A lot of the basketball teams have no chance of winning. It would take a miracle for the North Florida Ospreys, Robert Morris Colonials, Wofford Terriers or Belmont Bruins to emerge victorious or even make it to the Final Four in Indianapolis. It would take an even bigger miracle for the Rent With Honor party, the We Are All Friends ticket or The Economic Party Chaired By The Goldstein Brothers to send a single representative to the Knesset in Jerusalem.

Sixty-eight teams are in the NCAA tournament; twenty-six political parties are contending for seats in the Israeli parliament.

There are favorites in the Israeli election, just as there are in the NCAA tournament. But as anyone who fills out the tournament bracket knows, outcomes are hard to predict. There are too many variables. Same with Tuesday’s election.

Sixty-eight teams are in the NCAA tournament; twenty-six political parties are contending for seats in the Israeli parliament.

To make an educated guess, let alone place a bet, you need to understand the rules. The NCAA is an elimination tournament; one loss and you are out, last team standing is the winner. This is more or less the way American presidential politics work, too. But Israeli rules are different.

There are 120 seats in the Parliament, all elected at the same time, nationally, on a proportional basis. After the votes are counted, the parties who have won seats (probably a dozen of the 26) begin trying to put together a majority coalition. The first one to get the endorsement of a majority of sixty one members of the Knesset is the winner.

No single party ever gets an outright majority and none will this time. Israeli polls are notoriously unreliable but they make this clear enough. At the moment, the left-center challenger, Yitzhak Herzog is leading the right-center incumbent, Benjamin Netanyahu, by a narrow margin. “Herzog ahead 24 to 20” is a neat headline, but even if that it is the count on Tuesday night, it will tell you no more about the final outcome than a report that Duke is leading UCLA by six at the end of the first quarter.

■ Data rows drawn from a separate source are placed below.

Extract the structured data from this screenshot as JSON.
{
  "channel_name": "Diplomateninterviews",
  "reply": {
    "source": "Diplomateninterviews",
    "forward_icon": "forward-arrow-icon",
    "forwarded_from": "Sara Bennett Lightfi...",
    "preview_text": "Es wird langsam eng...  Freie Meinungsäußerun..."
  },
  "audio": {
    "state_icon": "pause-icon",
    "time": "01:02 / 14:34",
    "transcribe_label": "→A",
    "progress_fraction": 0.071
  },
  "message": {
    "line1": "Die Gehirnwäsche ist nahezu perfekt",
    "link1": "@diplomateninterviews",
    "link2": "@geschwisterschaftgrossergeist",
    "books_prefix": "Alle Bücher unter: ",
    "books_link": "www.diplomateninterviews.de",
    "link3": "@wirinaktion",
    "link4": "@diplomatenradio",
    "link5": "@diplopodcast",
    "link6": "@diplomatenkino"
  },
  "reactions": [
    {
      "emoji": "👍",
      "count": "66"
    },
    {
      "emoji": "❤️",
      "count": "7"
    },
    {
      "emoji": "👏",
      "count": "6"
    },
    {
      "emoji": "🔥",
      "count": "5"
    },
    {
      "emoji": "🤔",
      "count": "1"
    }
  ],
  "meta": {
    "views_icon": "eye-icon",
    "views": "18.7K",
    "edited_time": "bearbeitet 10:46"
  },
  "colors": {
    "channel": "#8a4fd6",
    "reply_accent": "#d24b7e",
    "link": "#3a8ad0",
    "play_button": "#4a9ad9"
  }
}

To get to a coalition of sixty one requires weeks of horse-trading among the parties.

Compromises mean fragmenting power. No prime minister comes to office with a personal mandate, and certainly neither Herzog nor Netanyahu will have one.

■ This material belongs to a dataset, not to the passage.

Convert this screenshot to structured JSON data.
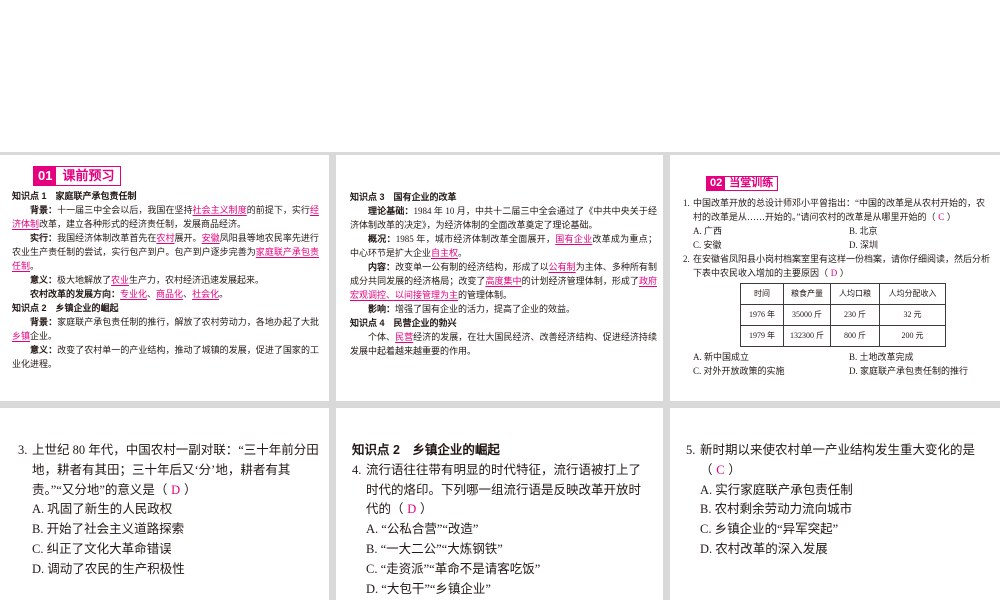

During these negotiations, parties emit all sorts of mating calls to one another, and strange bedfellows can emerge. Still, some coalitions are more likely than others, and this favors Netanyahu. Three right-wing parties have already committed to joining him, and three others are leaning in his direction. If they all sign on, it should give the prime minister enough for a narrow coalition.

Herzog has a steeper climb. His natural allies are far fewer. But his party is itching to unseat Netanyahu, and he may be able to outbid the Likud for the support of a couple of the less ideological right-leaning groups.

The third scenario is that Netanyahu and Herzog will join forces and form a broad government, with some smaller parties along for the ride. There are places (the Obama administration is one) that portray this election as a contest between the forces of extremism (the Likud) and moderation (Herzog’s Zionist Camp) but this is wishful thinking.

On the issues that concern Obama and Kerry there is little difference between the two leaders.

On Iran, both oppose letting the ayatollahs get nukes and neither seems inclined to stop it unilaterally.

As for Palestinian statehood, Herzog is more flexible than Netanyahu, but not flexible enough to meet the bottom line demands of the Palestinians, particularly the “right of return” of Arab refugees to Israel.

This sounds complicated, and it is.

I’ll make it simpler for those who want to get a bet down before tomorrow night. If the last polls are close to accurate, the odds of Netanyahu being the next prime minister are 3:2. Herzog is 4-1.

As for the final government, I have it 3-1 for a right-center coalition led by Bibi, 6-1 for a left-center coalition headed by Herzog and 2-1 for a unity government between the Likud and the Zionist Camp.

The polls close on Tuesday at 10:00 P.M., marking the end of the voting and the start of coalition building.

I’m offering 4 to 1 that we know the winner of the NCAA tournament on April 6th before a new government is announced in Jerusalem.